Le passé sanglant de la Grande-Bretagne dévoilé
Une nouvelle découverte archéologique rappelle la main brutale de l’Empire britannique dans la traite transatlantique des esclaves
Les archéologues ont annoncé cette semaine qu’ils avaient découvert le premier fort d’esclaves anglais en Afrique, Fort Kormantine, sur la côte du Ghana. C’est un sombre rappel du rôle infâme joué par la classe dirigeante anglaise à la naissance du capitalisme.

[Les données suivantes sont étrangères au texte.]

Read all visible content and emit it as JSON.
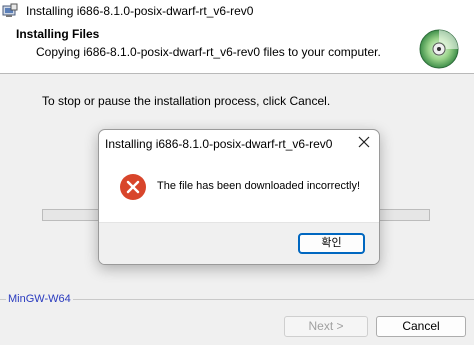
{
  "window": {
    "title": "Installing i686-8.1.0-posix-dwarf-rt_v6-rev0",
    "app_icon": "installer-icon"
  },
  "header": {
    "title": "Installing Files",
    "subtitle": "Copying i686-8.1.0-posix-dwarf-rt_v6-rev0 files to your computer.",
    "icon": "cd-disc-icon"
  },
  "main": {
    "instruction": "To stop or pause the installation process, click Cancel.",
    "progress": 0
  },
  "footer": {
    "brand": "MinGW-W64",
    "next_label": "Next >",
    "cancel_label": "Cancel"
  },
  "dialog": {
    "title": "Installing i686-8.1.0-posix-dwarf-rt_v6-rev0",
    "message": "The file has been downloaded incorrectly!",
    "icon": "error-icon",
    "ok_label": "확인"
  },
  "colors": {
    "error_red": "#d8452b",
    "brand_blue": "#2a3bbf",
    "focus_blue": "#0067c0"
  }
}
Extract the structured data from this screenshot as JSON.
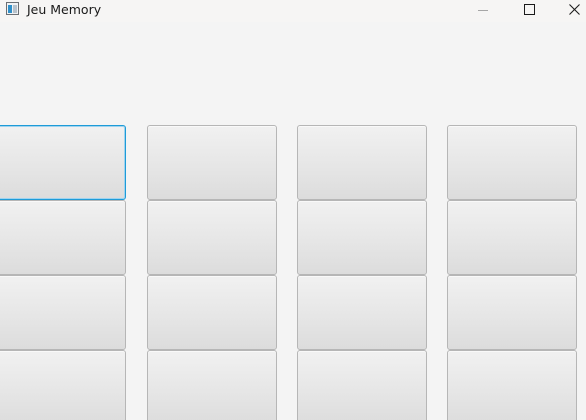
{
  "window": {
    "title": "Jeu Memory",
    "app_icon": "java-app-icon",
    "controls": {
      "minimize": "minimize-icon",
      "maximize": "maximize-icon",
      "close": "close-icon"
    },
    "colors": {
      "background": "#f4f4f4",
      "card_face_top": "#f1f1f1",
      "card_face_bottom": "#dcdcdc",
      "card_border": "#b6b6b6",
      "focus_border": "#1e9bd7"
    }
  },
  "board": {
    "columns": 4,
    "rows": 4,
    "cards": [
      {
        "row": 1,
        "col": 1,
        "face": "hidden",
        "focused": true
      },
      {
        "row": 1,
        "col": 2,
        "face": "hidden"
      },
      {
        "row": 1,
        "col": 3,
        "face": "hidden"
      },
      {
        "row": 1,
        "col": 4,
        "face": "hidden"
      },
      {
        "row": 2,
        "col": 1,
        "face": "hidden"
      },
      {
        "row": 2,
        "col": 2,
        "face": "hidden"
      },
      {
        "row": 2,
        "col": 3,
        "face": "hidden"
      },
      {
        "row": 2,
        "col": 4,
        "face": "hidden"
      },
      {
        "row": 3,
        "col": 1,
        "face": "hidden"
      },
      {
        "row": 3,
        "col": 2,
        "face": "hidden"
      },
      {
        "row": 3,
        "col": 3,
        "face": "hidden"
      },
      {
        "row": 3,
        "col": 4,
        "face": "hidden"
      },
      {
        "row": 4,
        "col": 1,
        "face": "hidden"
      },
      {
        "row": 4,
        "col": 2,
        "face": "hidden"
      },
      {
        "row": 4,
        "col": 3,
        "face": "hidden"
      },
      {
        "row": 4,
        "col": 4,
        "face": "hidden"
      }
    ]
  }
}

Des pillards d’esclaves ont enlevé des personnes de toute l’Afrique de l’Ouest et les ont détenues dans le fort avant de les transporter dans les Caraïbes. Ces esclaves, nommés Coromantee, étaient connus pour leurs rébellions féroces contre leur asservissement. Le fort Kormantine date de 1631. C’était un comptoir d’or et d’autres matériaux pour acheter des esclaves avant de devenir un port d’esclaves en 1663.
C’est alors que le roi Charles II accorda une charte à la Compagnie des aventures royales d’Angleterre faisant du commerce avec l’Afrique, plus tard la Royal African Company, et lui donna le monopole du commerce des personnes.
La Grande-Bretagne a transporté de force 3,1 millions d’Africains à travers l’Atlantique entre 1640 et 1808, avec au moins un demi-million de morts pendant le voyage. Les Néerlandais ont ensuite repris le fort. Mais le premier port d’esclaves de Grande-Bretagne est un rappel de son héritage.
La Grande-Bretagne s’est construite sur le dos de ses horribles pratiques de traite des esclaves, et cet impact se fait encore sentir aujourd’hui. Aucune tentative d’embellir son rôle dans l’empire ne peut cacher la vérité.
Il n’y a rien de glorieux dans l’histoire impérialiste de la Grande-Bretagne. Et tous ceux qui ont souffert entre ses mains et résisté à son règne sont les véritables héros de l’époque.